RBI Unveils Liquidity Injection to Alleviate Money Market Pressures: Major Brokerages

Synopsis
The RBI's recent liquidity measures, amounting to Rs 1.5 lakh crore, aim to ease money market stress and lower rupee rates. Upcoming OMO auctions and monetary policy meetings are set to impact lending and investment strategies in the near term.
Key Takeaways
- The RBI has announced measures totaling Rs 1.5 lakh crore to boost liquidity.
- Focus shifts to the Union Budget on February 1 and the MPC meeting on February 7.
- Brokerages predict a 25 basis point cut in the repo rate.
- Three OMO auctions for Rs 60,000 crore are planned.
- Liquidity measures could stimulate retail lending and consumption.
New Delhi, Jan 28 (NationPress) The recent actions taken by the Reserve Bank of India (RBI), amounting to Rs 1.5 lakh crore for injecting liquidity into the banking ecosystem, are anticipated to alleviate the pressures in the money markets. Furthermore, the initiation of bond acquisitions is expected to lower rupee rates via signaling and expectations that the RBI will refrain from tightening liquidity conditions, with a potential need for additional open market operations (OMO) purchases, as stated by leading brokerages on Tuesday.
As per a report from HSBC, attention will now shift to the Union Budget scheduled for February 1 and the more critical RBI monetary policy committee (MPC) meeting on February 7, with a growing likelihood of a cut in the repo policy rate (HSBC Economics predicts a 25 basis point reduction in the policy rate).
"We foresee OMO auctions aimed at acquiring government bonds to lead to a compression of term premiums and we maintain our buy recommendation on 10-year government securities," they added.
The central bank is set to conduct three OMO purchase auctions for government bonds totaling Rs 60,000 crore.
The auctions, each worth Rs 20,000 crore, will take place on January 30, February 13, and February 20.
Additionally, a six-month FX swap (USD/INR buy/sell swap) auction valued at $5 billion will occur on January 31, translating to approximately Rs 43,000 crore of rupee liquidity.
Moreover, a long-dated variable rate repo auction of Rs 50,000 crore will be conducted on February 7.
The 56-day term will ensure banks' liquidity requirements are met through the end of March.
According to a report from Emkay Global Financial Services, a shift in the liquidity cycle serves as a significant boost for domestic equities, and investing in the BFSI sector is a wise move in the short term.
"This is complemented by other favorable factors — earnings forecasts remain strong through January 2025, and valuations have become increasingly reasonable.
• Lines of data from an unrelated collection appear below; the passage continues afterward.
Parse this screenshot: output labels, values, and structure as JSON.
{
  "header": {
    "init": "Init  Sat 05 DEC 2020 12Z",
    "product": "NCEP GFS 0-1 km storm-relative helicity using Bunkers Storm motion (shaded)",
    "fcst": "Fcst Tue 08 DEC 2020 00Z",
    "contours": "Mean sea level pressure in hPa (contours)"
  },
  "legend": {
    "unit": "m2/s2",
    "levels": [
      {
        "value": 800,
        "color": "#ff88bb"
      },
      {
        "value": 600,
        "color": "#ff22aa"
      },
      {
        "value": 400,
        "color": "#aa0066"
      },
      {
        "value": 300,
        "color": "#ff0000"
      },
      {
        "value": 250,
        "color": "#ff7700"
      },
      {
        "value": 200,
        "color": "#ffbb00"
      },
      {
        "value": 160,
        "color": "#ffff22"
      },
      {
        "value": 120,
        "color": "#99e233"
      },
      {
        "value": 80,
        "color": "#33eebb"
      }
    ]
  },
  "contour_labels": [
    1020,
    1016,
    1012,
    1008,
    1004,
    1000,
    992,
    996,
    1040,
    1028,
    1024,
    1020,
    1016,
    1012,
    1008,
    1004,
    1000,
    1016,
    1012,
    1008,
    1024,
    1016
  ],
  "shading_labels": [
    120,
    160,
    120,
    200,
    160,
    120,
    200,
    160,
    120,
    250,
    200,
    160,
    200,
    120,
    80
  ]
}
While this may not represent the absolute market low, we believe it is an opportune moment to gradually invest in stocks with reasonable valuations," stated Emkay Global.
Brokerages assert that additional liquidity measures and a rate cut in February would have a more pronounced effect.
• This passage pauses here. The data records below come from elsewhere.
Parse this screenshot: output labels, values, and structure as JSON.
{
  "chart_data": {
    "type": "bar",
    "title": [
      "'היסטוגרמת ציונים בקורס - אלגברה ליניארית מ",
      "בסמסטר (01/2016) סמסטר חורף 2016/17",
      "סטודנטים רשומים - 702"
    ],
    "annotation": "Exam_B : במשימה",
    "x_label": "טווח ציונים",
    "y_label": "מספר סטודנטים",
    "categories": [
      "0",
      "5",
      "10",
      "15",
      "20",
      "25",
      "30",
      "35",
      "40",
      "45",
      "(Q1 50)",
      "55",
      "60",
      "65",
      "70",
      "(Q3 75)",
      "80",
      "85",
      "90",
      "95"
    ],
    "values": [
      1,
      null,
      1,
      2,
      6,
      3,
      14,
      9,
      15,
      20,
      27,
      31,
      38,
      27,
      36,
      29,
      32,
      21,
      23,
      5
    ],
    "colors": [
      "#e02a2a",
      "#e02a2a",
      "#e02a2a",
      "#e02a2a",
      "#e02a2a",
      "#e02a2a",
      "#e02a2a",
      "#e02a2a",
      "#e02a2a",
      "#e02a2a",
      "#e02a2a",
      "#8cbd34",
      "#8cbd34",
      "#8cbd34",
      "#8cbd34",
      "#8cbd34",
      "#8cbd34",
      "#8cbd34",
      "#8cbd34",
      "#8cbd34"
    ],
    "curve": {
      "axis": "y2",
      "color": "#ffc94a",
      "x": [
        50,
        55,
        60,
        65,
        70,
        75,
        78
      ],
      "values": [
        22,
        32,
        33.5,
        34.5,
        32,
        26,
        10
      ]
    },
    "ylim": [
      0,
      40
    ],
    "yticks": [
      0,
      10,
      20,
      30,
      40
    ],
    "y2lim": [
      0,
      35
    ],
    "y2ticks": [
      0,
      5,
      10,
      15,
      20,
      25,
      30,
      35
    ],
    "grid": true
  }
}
"However, we believe this must be accompanied by the relaxation of lending restrictions placed on banks and NBFCs since late 2023, particularly concerning unsecured loans. Such measures would revive retail lending momentum and encourage a consumption rebound in the latter half of CY25. Given the limited space for fiscal stimulus, this should serve as a crucial countercyclical strategy," Emkay Global emphasized.